You should only seek one if absolutely necessary. For instance, if you have lost a job, been hit with unforeseen medical bills, and cannot afford to pay your debt, then an arrangement to pay may be the best option.
You should only take out an arrangement to pay if you need one. Adjusting a payment plan may cause lenders to consider you unreliable, and could make them unwilling to loan to you in the future, or to charge you higher interest.
Will An Arrangement To Pay Impact My Credit History?

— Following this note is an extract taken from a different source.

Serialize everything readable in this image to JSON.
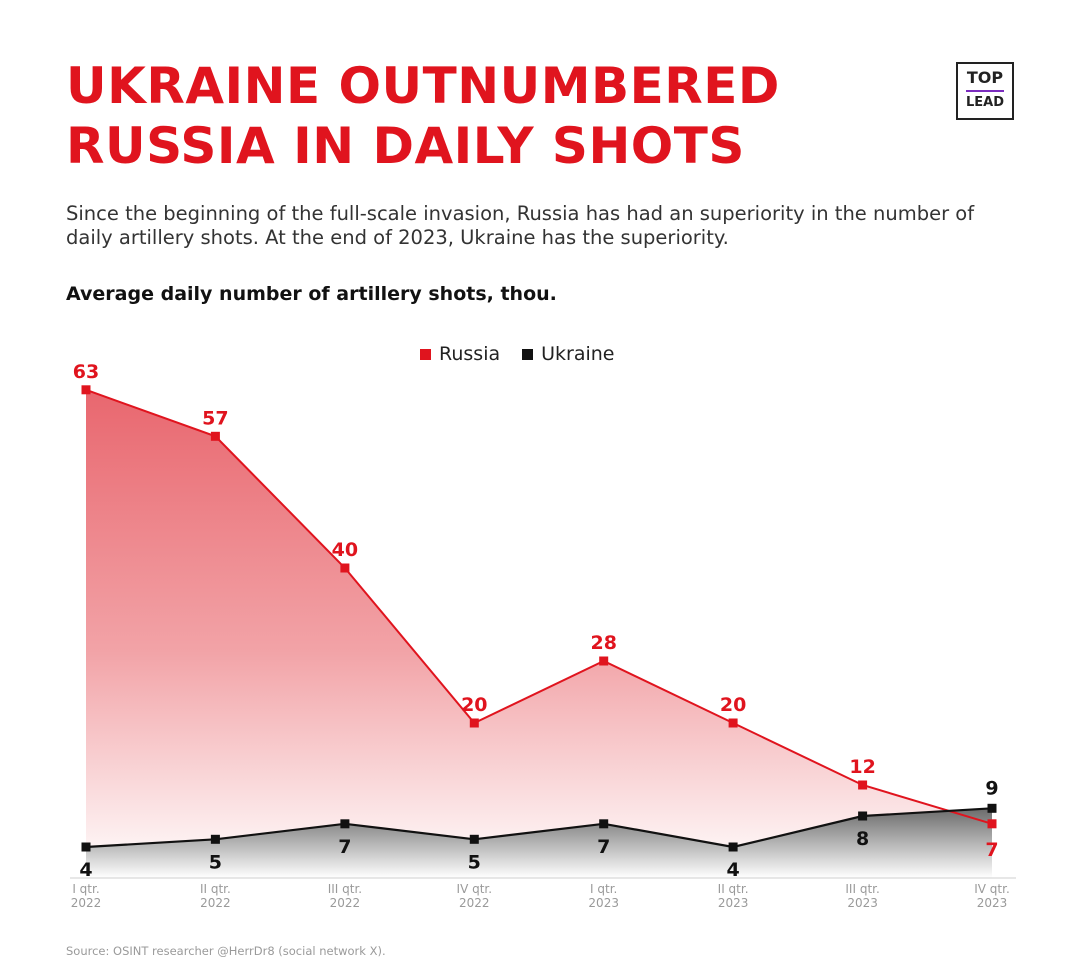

Yes, an arrangement to pay will be clearly marked on your credit history for a minimum of five years and will, in most cases, lower your score. With a credit score, the higher the better. The fact that you were unable to pay off your debt will be visible to future lenders and may deter them from issuing a loan to you. This is because they may think that their money is not safe in your hands.
On the other hand, plenty of lenders are understanding of financial hardships – after all, that’s their industry. Because of that, low credit scores and financial hiccups don’t always prevent you from securing a loan.
Arrangements to Pay will be clearly marked on your credit history.
How Do I Secure An Arrangement To Pay?
You need to get in contact with your lender and explain why you will be unable to repay the loan in the way that you agreed. They will want to hear a legitimate reason.
Lenders will often be willing to arrange an alternative payment plan.
Remember, their priority is to ensure they receive their money without having to chase it or threaten legal action.
Your lender may offer you a longer time frame to repay the loan in smaller chunks.
What Could I Do Instead?
Firstly, stay calm! You are not alone in facing financial troubles and there are plenty of avenues when it comes to repaying debt.
You should check if you are entitled to any government support, which could be the case if you are out of work and therefore entitled to government benefits.
You could approach a trusted loved one for advice or even for funds if this is feasible for you and for them. Remember, mixing relationships with money can have undesirable results. Be confident that you will be able to pay back these loans.
Finally, you could adjust your budget to free up some cash. If you are slightly tech savvy, you can download a budgeting app like Mint or Honeydue to your smartphone or tablet. These help you plan ahead and get on top of your repayments.
If apps aren’t your thing, you could create a manual budget by tracking your income and outgoings. You could make lifestyle adjustments, such as walking instead of taking the subway. These little savings here and there will enable you to save more.
If none of these are available to you or sufficient, you could contact your lender and seek an arrangement to pay.